Les données concernant les sifflements et les symptômes d’asthme, ainsi que la fréquence d’utilisation du paracétamol, ont été recueillies régulièrement, auprès des parents d’une cohorte totale à la naissance de 914 enfants, en utilisant un questionnaire standardisé de l’étude internationale ISAAC ; la fréquence de l’atopie a été évaluée par la réalisation à l’âge de 6 ans de prick-tests cutanés vis-à-vis d’un pool de pneumallergènes.

Les résultats montrent :

  • que l’utilisation de paracétamol avant l’âge de 15 mois était associée à l’atopie à l’âge de 6 ans
  • que l’exposition au paracétamol entre l’âge de 5 et 6 ans était associée de façon dose-dépendante avec les sifflements et l’asthme, mais pas avec l’atopie
  • qu’il y avait une relation proportionnellement dose-dépendante (moins de 3 fois, de 3 à 10 fois et plus de 10 fois) entre l’utilisation du paracétamol et la fréquence des sifflements, de l’asthme et de l’atopie.

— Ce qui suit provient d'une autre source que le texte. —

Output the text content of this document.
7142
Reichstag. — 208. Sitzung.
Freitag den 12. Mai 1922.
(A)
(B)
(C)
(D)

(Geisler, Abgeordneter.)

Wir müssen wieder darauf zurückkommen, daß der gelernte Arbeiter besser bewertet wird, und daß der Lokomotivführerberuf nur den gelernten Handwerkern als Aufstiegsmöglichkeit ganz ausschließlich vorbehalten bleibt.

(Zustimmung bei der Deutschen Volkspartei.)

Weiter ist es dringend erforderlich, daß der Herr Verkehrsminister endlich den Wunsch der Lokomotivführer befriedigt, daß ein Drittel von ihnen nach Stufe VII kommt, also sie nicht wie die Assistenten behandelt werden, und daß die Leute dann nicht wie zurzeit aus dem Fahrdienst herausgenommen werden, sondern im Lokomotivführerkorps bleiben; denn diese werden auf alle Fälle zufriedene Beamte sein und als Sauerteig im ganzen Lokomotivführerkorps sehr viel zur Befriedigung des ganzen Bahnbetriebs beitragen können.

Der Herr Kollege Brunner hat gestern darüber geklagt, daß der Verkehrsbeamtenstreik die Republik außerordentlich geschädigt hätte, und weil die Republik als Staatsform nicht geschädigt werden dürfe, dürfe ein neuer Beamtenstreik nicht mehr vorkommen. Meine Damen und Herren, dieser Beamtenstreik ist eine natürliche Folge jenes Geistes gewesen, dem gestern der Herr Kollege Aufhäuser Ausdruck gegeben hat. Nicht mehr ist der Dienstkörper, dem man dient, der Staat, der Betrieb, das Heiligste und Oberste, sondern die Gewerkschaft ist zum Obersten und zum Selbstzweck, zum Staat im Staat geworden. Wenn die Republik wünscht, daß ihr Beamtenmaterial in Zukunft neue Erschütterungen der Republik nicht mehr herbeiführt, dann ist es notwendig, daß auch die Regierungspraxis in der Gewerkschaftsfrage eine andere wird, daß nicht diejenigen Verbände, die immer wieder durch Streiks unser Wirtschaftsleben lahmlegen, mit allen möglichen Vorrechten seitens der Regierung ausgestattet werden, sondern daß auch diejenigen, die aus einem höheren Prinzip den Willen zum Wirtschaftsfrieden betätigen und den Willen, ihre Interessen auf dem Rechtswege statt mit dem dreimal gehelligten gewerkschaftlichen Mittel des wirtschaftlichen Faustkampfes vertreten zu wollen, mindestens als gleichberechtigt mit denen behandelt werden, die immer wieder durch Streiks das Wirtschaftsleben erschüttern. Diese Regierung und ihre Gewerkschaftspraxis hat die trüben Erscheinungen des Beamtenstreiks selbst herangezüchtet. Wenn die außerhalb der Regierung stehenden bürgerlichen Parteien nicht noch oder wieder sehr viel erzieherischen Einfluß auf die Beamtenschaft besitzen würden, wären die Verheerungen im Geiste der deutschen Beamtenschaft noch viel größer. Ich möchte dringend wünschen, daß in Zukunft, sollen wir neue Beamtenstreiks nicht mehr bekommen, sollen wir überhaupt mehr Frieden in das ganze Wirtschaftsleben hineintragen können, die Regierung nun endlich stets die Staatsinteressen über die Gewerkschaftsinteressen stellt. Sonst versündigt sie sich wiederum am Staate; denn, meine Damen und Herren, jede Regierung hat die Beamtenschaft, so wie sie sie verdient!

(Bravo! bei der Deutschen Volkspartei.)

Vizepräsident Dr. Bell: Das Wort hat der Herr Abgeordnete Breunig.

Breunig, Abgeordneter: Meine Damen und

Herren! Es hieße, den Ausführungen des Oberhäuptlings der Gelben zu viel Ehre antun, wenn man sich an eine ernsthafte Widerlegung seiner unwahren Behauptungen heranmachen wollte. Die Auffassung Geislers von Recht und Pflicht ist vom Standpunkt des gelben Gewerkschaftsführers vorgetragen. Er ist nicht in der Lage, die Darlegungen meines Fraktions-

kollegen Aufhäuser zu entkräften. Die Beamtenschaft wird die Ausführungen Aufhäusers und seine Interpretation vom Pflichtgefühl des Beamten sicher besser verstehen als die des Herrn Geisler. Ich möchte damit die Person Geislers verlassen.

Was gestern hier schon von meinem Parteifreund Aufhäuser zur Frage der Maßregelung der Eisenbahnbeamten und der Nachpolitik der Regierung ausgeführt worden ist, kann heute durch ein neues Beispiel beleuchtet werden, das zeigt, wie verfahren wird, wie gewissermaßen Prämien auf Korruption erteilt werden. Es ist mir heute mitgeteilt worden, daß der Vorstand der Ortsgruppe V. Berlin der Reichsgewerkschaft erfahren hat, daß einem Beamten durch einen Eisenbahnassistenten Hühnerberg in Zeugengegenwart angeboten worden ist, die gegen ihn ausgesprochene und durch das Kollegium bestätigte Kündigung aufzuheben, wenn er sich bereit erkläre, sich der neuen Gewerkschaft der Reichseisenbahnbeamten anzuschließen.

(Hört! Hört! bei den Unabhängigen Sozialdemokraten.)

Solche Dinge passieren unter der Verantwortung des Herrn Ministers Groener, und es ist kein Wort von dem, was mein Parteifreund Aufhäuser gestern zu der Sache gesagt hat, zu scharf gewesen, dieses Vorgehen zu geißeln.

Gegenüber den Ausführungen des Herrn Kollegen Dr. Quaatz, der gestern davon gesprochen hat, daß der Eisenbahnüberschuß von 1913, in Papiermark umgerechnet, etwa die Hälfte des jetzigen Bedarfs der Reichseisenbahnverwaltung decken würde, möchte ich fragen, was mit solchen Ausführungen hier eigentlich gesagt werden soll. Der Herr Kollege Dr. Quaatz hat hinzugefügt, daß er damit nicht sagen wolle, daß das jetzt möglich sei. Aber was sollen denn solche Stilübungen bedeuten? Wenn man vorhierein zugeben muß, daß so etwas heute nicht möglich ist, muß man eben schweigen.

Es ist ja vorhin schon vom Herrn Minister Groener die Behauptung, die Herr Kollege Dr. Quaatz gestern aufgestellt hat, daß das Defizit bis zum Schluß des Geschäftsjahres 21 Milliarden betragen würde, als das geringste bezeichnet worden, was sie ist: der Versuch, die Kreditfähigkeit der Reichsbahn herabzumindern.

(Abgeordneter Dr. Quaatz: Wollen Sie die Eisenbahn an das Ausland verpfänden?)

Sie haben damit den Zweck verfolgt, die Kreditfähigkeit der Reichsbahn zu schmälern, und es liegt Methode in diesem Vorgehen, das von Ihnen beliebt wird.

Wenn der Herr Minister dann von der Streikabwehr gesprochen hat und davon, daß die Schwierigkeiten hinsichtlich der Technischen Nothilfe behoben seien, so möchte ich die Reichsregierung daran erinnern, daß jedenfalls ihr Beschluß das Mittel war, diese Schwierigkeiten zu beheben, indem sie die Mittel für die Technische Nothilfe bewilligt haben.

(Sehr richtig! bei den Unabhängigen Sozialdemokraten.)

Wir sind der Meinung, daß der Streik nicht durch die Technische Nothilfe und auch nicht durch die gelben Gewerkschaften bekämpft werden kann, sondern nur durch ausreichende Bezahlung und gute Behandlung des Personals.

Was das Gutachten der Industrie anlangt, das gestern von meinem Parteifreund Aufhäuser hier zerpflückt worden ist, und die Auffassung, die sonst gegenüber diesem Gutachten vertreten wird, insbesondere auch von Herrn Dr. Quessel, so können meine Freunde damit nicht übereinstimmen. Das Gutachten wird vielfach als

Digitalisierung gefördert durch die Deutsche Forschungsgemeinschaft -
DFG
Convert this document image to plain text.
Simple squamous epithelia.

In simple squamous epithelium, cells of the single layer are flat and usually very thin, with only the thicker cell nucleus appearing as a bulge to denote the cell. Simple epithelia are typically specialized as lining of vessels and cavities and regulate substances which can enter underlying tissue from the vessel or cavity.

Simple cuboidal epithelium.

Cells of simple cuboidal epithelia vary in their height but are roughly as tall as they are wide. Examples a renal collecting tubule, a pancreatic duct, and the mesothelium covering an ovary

Il y a peu d’études épidémiologiques publiées concernant les effets du paracétamol sur l’atopie. L’association trouvée dans cette étude entre une exposition précoce au paracétamol et une atopie ultérieure pourrait être due au fait qu’une atopie précoce est un facteur de risque d’atopie ultérieure ; mais l’association existait aussi dans le sous-groupe des enfants non atopiques.

En ce qui concerne les mécanismes, il a déjà été montré qu’une fièvre précoce pouvait être associée à une diminution du risque atopique, peut-être en favorisant la balance TH1 ; le paracétamol pourrait interférer avec ce mécanisme en limitant la durée de la fièvre, mais ceci n’est pas prouvé. Une autre hypothèse reliant paracétamol et atopie serait une réduction précoce des taux de glutathion dans le poumon en présence de paracétamol, altérant le processus de présentation antigénique, et favorisant ainsi la voie TH2 ; de plus, l’utilisation plus tardive du paracétamol (à l’âge de 5 et 6 ans) pourrait expliquer la pérennisation des symptômes d’asthme par la perte du stimulus anti-oxydant dû à la baisse des taux de glutathion, favorisant ainsi l’inflammation bronchique.

Les hypothèses soulevées dans cette étude nécessitent des études randomisées complémentaires pour affirmer le lien de causalité entre paracétamol et atopie, et envisager d’éventuelles recommandations futures en terme de pratique clinique quant à l’utilisation du paracétamol chez l’enfant.